Research

Over the last two decades, work from several research groups have shown that genes are expressed stochastically. This noise in gene expression coupled with complex biological networks have been shown to drive divergent cellular phenotypes. For example, stochastic gene expression has been shown to be one mechanism by which viruses evade host defenses to how mammalian stem cells adopt different cell fates. While stochastic gene expression and its consequences on cellular phenotypes have been studied extensively, the upstream genetic and epigenetic features regulating cell-to-cell heterogeneity in gene expression remains challenging to study and poorly understand. Through a combination of stochastic modeling and development of new experimental methods, we study how different epigenetic factors regulate gene expression noise with the ultimate goal of using these findings to modulate cellular functions and behavior.

Understanding how the genome/epigenome regulates gene expression and cellular phenotypes is a fundamental question in biology. The advent of next-general sequencing technologies has heralded a new era where correlations between the genome/epigenome and the transcriptome can be established on a genome-wide scale. However, as these measurements are made starting from a large population of cells or a complex tissue, they provide only an ensemble average description of the system.

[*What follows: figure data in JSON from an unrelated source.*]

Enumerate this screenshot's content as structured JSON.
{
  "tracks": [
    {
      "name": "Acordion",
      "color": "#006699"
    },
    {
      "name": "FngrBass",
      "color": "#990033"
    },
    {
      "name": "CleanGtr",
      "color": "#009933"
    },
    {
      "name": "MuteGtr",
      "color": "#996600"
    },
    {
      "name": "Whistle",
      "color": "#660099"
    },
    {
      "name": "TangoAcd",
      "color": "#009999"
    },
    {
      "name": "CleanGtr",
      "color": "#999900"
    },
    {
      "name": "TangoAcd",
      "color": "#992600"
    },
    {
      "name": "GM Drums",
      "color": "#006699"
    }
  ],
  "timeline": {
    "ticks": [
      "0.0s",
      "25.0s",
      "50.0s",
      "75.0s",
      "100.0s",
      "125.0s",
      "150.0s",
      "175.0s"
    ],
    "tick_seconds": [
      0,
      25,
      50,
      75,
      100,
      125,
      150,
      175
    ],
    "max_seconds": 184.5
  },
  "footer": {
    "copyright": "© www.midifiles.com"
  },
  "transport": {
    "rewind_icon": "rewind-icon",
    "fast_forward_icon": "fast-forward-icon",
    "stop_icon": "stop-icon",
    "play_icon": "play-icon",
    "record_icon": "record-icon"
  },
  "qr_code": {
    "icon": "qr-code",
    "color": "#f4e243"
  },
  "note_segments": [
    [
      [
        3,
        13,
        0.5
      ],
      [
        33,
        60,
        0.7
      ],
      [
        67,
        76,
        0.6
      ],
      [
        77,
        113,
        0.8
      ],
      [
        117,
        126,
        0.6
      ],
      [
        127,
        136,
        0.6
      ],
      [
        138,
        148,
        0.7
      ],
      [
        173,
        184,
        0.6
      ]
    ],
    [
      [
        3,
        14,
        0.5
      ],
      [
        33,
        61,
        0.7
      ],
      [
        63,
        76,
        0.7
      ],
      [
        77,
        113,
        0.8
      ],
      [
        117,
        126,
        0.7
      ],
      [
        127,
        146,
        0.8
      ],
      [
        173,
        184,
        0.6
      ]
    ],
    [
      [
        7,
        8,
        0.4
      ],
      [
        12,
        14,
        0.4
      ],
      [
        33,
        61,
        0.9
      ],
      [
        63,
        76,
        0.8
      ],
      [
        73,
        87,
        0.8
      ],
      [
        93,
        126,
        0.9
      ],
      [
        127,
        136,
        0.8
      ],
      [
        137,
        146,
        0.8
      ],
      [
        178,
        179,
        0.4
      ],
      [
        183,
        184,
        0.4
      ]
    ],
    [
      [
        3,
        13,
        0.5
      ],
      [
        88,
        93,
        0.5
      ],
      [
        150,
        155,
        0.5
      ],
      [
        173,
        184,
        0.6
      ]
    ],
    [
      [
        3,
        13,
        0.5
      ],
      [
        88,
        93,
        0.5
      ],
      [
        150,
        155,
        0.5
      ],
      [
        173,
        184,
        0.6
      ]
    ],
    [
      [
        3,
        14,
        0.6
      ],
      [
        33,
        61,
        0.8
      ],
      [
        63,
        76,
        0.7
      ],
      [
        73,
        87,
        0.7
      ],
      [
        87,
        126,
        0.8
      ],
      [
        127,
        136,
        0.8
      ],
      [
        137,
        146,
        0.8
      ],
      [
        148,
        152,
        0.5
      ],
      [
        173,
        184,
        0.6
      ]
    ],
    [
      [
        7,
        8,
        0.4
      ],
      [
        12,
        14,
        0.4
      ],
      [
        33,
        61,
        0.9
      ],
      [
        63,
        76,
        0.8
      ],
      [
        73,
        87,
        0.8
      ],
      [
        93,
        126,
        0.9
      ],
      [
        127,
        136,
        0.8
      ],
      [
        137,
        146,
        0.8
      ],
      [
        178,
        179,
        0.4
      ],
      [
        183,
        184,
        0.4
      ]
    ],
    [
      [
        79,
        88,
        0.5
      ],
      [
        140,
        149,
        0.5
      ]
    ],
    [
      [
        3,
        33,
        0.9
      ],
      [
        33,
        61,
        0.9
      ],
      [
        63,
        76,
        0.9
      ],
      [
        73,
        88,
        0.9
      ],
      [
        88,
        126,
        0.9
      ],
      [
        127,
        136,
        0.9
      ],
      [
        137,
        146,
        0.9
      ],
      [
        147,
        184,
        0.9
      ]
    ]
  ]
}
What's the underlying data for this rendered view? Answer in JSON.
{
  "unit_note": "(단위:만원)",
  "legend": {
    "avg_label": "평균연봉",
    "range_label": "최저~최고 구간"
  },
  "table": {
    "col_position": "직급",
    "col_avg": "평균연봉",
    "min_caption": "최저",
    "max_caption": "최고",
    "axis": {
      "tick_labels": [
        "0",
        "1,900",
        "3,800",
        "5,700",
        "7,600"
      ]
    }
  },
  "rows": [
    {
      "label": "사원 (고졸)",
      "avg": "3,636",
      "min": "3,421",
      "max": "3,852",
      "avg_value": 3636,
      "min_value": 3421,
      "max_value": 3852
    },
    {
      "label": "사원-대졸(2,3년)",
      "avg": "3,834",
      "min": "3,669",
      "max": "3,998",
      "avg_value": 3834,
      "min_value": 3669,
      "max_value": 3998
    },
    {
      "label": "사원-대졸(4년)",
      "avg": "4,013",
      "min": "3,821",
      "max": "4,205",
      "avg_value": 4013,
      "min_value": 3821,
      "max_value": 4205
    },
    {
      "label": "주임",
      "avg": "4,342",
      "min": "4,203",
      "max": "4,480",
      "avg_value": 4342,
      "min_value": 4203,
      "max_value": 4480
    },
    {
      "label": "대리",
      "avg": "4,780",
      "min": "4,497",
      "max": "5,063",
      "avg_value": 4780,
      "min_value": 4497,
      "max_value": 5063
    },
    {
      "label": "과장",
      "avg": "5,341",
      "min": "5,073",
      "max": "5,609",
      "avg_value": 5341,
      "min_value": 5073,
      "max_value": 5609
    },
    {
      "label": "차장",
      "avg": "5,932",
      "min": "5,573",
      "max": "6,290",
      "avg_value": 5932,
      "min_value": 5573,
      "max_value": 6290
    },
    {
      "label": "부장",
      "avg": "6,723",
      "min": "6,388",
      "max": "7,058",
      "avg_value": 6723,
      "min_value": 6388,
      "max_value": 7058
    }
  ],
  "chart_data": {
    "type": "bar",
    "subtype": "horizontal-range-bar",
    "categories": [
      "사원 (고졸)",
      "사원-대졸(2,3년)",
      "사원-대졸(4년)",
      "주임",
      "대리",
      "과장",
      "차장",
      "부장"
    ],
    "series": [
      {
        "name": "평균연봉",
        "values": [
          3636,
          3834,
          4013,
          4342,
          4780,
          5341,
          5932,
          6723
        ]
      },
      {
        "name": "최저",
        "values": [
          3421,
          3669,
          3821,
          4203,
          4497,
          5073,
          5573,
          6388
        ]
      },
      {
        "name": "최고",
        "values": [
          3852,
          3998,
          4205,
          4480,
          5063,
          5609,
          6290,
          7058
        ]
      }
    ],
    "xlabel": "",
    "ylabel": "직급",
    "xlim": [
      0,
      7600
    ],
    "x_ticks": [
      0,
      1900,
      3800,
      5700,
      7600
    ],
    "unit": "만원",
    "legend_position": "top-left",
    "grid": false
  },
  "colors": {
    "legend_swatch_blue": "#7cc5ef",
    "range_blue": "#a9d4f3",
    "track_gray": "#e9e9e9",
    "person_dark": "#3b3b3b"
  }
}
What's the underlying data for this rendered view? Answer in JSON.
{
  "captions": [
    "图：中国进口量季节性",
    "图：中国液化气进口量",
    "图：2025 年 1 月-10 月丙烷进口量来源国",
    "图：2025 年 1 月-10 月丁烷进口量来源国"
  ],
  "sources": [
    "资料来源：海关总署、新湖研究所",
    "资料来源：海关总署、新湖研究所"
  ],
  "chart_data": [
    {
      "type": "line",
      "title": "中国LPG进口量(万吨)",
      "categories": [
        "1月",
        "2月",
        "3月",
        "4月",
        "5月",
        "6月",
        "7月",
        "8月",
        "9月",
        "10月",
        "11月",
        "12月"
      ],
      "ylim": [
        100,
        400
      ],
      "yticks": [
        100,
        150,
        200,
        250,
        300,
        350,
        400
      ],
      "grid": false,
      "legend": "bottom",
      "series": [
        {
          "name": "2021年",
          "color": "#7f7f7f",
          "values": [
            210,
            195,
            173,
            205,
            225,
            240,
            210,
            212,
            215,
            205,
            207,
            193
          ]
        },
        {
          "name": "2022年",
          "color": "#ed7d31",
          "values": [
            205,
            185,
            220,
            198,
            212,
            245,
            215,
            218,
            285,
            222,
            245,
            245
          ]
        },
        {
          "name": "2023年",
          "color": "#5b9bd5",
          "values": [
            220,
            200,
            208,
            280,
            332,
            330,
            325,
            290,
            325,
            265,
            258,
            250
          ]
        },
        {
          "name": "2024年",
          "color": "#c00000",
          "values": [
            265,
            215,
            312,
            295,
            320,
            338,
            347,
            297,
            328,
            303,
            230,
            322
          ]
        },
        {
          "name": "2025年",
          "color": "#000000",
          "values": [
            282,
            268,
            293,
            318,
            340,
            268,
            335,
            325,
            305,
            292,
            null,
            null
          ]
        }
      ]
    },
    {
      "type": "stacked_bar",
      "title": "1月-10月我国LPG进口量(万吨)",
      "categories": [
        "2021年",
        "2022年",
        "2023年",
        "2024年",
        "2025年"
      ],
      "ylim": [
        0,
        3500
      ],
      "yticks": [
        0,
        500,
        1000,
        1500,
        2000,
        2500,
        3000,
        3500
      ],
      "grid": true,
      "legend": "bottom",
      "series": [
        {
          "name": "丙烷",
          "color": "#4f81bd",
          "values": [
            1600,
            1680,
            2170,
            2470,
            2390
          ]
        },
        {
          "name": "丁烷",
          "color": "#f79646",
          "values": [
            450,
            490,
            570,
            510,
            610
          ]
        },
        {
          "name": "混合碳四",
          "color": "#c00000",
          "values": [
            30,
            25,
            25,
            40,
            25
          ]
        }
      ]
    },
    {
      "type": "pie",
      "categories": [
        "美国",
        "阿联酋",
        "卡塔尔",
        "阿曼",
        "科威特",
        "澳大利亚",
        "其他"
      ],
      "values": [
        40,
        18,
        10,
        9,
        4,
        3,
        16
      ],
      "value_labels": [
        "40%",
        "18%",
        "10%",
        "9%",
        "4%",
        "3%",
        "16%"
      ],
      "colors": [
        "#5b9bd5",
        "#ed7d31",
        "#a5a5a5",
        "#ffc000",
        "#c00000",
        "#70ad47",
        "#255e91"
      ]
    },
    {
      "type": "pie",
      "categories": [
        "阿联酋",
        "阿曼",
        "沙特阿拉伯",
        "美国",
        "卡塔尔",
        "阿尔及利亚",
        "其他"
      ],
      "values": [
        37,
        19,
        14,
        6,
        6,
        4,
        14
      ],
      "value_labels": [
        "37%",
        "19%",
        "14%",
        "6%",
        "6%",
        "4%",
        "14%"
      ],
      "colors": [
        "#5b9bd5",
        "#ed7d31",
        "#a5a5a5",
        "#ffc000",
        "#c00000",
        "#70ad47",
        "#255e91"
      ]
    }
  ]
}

To overcome these challenges and to directly associate variations in the genome/epigenome to gene expression heterogeneity, we develop technologies that enable simultaneous genome-wide measurements of the epigenome and transcriptome from the same cell. We recently developed the first integrated method to sequence both the genome and transcriptome from the same cell to study how copy number variations in cancer influence cell-to-cell heterogeneity in gene expression. Similarly, we have developed technologies to sequence epigenetic marks such as DNA methylation (5mC) and DNA hydroxymethylation (5hmC) in single cells as well as developed tools to quantify the organization of the genome in single cells. These measurements have revealed dramatic cell-to-cell variability in the epigenome and we are currently developing integrated single-cell technologies to study how this variability in the epigenome regulates gene expression heterogeneity and cellular outcomes.

While single-cell mRNA sequencing is providing an unprecedented view of cell types within a tissue, an important step towards better characterization of the dynamics of tissue development and homeostasis is to map the evolutionary lineage tree connecting cells. Surprisingly, our understanding of cellular lineage trees for many tissues in multicellular organisms, except simple organisms such as C. elegans, is extremely limited. Traditionally, tracing and reconstructing lineage trees has relied on the use of complex transgenic animal models or other exogenous agents (such as viruses or dyes). In our group, we are developing novel single-cell epigenome sequencing technologies to endogenously reconstruct cellular lineages during early mouse development. These technologies will provide a deeper understanding of the factors regulating cell fate decisions and their role in dynamically regulating tissue composition.